According to these findings, the immune system’s potency rapidly declines in space travelers due to these alterations in gene expression.
Dr. Guy Trudelnorth_eastexternal link, a rehabilitation physician and researcher at The Ottawa Hospital and professor at the Department of Cellular and Molecular Medicine of the University of Ottawa, said, “A weaker immunity increases the risk of infectious diseases, limiting astronauts’ ability to perform their demanding missions in space. If an infection or an immune-related condition was to evolve to a severe state requiring medical care, astronauts while in space would have limited access to care, medication, or evacuation.”
However, the data showed that- on average, after a few weeks- most of the genes in each cluster resumed their pre-flight expression level within a year of their return to Earth. According to these findings, returning astronauts face a higher risk of illness for at least a month after touching down on Earth.

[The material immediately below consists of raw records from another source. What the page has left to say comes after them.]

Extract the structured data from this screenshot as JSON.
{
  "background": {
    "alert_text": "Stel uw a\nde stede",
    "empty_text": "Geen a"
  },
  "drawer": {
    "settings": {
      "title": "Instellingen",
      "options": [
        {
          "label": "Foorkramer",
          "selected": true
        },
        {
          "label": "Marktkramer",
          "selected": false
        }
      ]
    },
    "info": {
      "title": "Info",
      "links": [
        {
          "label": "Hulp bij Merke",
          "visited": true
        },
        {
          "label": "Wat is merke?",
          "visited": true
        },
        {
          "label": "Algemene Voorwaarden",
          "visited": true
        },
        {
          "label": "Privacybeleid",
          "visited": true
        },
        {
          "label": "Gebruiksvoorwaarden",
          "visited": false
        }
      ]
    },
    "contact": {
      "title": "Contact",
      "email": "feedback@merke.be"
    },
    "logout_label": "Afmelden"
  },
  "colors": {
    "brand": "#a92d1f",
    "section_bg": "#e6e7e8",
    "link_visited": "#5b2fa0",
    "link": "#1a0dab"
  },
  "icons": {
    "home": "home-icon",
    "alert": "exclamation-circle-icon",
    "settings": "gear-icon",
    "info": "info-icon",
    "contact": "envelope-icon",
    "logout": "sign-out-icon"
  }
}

The length of this period is expected to depend on age, sex, genetic differences, and early exposure to infections. In contrast, scientists are unsure how long it takes to restore immune resistance to its pre-flight strength.
The scientists proposed that “fluid shift,” in which blood plasma is redistributed from the lower to the upper section of the body, including the lymphatic system, causes the change in leukocyte gene expression during microgravity. Within the first several days in space, this results in a 10%–15% decrease in plasma volume. Large-scale physiological changes, including changed gene expression, are known to coexist with fluid shift.